Federal Reserve expected to hike interest rates Wednesday
President Trump on Monday urged the Federal Reserve not to raise interest rates. But Fed officials are widely expected to do so this week despite the president’s public effort to dissuade the U.S. central bank from putting any brakes on the economy.
“It is incredible that with a very strong dollar and virtually no inflation, the outside world blowing up around us, Paris is burning and China way down, the Fed is even considering yet another interest rate hike. Take the Victory!” Trump wrote Monday in a Twitter post.
Fed officials will conclude a two-day policy meeting on Wednesday, and Wall Street traders predict nearly an 80 percent chance that the Fed will raise rates a quarter point this week, setting them at a range of 2.25 percent to 2.5 percent. That hike would keep rates low by historical standards but put them at the highest level in a decade.
The president’s repeated exhortations against the Fed raising rates break with his predecessors, who generally avoided commenting publicly on the central bank’s policies to protect its credibility and independence.
Interest rate increases are meant to check inflation, but they can also slow the economy, adding another challenge to Trump’s efforts to deliver on his promises of booming growth. A slowing economy — or a recession — could damage Trump’s reelection efforts in 2020.

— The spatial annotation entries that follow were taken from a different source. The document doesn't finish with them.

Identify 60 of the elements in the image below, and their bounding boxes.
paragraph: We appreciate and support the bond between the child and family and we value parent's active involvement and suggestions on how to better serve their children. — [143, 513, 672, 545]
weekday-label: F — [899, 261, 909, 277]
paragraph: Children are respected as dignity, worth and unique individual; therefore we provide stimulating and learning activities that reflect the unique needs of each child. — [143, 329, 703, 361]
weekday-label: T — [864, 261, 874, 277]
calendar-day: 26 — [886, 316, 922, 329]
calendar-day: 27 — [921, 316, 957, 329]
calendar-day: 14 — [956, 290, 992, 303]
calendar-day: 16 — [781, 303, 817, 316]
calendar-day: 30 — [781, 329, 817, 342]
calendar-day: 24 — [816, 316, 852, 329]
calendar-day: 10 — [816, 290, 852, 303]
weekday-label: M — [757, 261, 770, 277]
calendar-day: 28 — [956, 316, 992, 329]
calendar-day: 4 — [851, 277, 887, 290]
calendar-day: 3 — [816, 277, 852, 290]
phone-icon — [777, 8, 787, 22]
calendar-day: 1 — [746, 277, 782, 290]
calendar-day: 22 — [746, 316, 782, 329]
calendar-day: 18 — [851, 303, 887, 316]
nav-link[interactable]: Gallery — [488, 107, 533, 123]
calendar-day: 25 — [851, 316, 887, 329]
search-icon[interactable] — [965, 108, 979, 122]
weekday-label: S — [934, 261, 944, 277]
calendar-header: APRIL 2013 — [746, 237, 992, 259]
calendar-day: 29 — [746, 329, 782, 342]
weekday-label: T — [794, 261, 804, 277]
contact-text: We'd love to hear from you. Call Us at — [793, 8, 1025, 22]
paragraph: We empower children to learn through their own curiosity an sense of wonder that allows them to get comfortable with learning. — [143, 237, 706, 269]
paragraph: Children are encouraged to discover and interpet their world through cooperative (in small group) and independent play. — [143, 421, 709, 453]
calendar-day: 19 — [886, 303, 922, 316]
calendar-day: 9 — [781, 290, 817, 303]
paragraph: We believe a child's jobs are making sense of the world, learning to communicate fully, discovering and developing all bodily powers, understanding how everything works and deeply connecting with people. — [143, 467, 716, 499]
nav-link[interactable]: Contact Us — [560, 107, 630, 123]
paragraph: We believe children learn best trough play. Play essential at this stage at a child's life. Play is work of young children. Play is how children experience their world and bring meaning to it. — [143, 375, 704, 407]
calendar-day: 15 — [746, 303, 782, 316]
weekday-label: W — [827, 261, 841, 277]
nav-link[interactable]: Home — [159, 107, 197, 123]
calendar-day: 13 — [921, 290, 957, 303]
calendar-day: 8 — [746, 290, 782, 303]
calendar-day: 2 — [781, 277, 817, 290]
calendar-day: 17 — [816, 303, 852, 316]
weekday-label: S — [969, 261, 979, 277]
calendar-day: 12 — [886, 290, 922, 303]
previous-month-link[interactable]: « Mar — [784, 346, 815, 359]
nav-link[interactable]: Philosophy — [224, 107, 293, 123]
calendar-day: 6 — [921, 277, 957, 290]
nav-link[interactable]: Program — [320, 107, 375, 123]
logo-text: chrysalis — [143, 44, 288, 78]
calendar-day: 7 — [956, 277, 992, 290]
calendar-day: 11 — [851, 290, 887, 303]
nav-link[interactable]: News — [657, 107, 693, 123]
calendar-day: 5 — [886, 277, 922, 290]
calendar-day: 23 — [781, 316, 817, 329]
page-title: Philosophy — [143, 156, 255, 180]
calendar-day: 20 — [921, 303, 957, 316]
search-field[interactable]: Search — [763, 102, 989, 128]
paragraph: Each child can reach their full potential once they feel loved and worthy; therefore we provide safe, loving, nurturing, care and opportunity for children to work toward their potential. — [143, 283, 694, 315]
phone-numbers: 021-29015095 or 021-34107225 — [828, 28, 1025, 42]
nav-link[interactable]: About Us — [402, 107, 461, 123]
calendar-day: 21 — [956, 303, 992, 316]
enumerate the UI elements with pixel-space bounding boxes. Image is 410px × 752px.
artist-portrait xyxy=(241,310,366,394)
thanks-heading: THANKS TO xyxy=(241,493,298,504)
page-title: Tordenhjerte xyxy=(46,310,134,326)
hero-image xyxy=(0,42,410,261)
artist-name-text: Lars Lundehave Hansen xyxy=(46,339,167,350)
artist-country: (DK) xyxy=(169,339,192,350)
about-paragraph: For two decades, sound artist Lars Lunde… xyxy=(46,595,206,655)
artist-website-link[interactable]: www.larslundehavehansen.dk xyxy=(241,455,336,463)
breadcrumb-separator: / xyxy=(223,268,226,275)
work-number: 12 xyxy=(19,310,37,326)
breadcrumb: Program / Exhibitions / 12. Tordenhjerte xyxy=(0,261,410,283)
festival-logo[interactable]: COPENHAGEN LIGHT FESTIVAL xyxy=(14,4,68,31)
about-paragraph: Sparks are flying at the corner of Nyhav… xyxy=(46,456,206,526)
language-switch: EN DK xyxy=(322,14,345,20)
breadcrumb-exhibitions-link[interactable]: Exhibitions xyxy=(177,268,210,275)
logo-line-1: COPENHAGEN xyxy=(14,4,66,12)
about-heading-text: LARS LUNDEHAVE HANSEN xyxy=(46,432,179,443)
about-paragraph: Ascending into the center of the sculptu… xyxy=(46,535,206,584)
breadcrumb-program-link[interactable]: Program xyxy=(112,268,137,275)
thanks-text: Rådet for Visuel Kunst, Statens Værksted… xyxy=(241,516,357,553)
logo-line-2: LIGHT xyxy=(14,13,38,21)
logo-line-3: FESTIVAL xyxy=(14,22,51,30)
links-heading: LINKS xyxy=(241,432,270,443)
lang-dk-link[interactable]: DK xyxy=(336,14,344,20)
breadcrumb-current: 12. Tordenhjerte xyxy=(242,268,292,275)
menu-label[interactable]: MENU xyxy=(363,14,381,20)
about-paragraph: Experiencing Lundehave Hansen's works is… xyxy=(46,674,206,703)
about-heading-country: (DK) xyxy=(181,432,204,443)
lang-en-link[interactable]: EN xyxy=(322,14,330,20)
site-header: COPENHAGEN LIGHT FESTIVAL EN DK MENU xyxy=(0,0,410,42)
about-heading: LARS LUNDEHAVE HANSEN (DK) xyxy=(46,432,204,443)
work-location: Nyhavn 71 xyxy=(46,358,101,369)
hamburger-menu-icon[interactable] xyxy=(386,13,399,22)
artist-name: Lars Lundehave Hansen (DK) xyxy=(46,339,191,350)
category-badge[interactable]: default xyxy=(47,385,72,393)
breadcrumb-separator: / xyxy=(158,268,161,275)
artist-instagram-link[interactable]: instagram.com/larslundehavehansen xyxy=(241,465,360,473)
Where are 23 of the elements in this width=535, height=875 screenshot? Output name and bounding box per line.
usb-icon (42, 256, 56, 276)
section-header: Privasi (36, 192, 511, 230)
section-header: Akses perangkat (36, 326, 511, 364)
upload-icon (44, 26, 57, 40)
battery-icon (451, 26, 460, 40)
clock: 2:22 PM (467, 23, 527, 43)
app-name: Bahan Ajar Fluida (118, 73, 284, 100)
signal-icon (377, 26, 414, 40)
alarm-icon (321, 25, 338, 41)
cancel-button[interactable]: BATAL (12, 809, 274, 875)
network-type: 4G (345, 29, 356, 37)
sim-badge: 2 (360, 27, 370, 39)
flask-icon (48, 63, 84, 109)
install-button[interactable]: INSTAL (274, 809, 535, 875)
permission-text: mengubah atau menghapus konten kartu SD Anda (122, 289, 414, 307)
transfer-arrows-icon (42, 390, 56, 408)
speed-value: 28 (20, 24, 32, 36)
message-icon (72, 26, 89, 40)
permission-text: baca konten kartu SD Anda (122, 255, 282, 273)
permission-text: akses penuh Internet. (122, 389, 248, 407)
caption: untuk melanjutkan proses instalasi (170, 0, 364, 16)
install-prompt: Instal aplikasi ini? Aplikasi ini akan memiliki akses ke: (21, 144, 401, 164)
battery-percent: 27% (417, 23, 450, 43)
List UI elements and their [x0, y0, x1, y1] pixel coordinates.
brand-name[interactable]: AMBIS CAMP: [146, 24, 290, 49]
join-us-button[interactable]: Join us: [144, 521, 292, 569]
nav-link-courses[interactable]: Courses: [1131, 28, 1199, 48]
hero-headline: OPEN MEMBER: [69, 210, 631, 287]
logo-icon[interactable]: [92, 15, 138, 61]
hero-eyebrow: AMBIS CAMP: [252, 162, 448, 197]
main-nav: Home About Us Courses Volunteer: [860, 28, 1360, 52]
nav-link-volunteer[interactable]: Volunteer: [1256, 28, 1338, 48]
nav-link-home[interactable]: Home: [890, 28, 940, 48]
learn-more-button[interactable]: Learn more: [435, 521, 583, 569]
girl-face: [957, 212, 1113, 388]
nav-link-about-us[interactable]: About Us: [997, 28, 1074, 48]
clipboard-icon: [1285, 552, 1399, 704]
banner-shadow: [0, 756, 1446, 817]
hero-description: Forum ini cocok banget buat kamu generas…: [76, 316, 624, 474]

While the U.S. economy looks strong right now, there are signs of a potential slowdown. The Dow Jones industrial average is on track to end 2018 in the red, potentially notching the worst performance in a decade and erasing one of the president’s top talking points: that the market has thrived in his tenure.
The housing market has also been weak. Business investment, which bounced earlier this year, dried up in the third quarter. Growth is widely expected to slow next year as the effects of the Republican tax cuts and extra government spending diminish.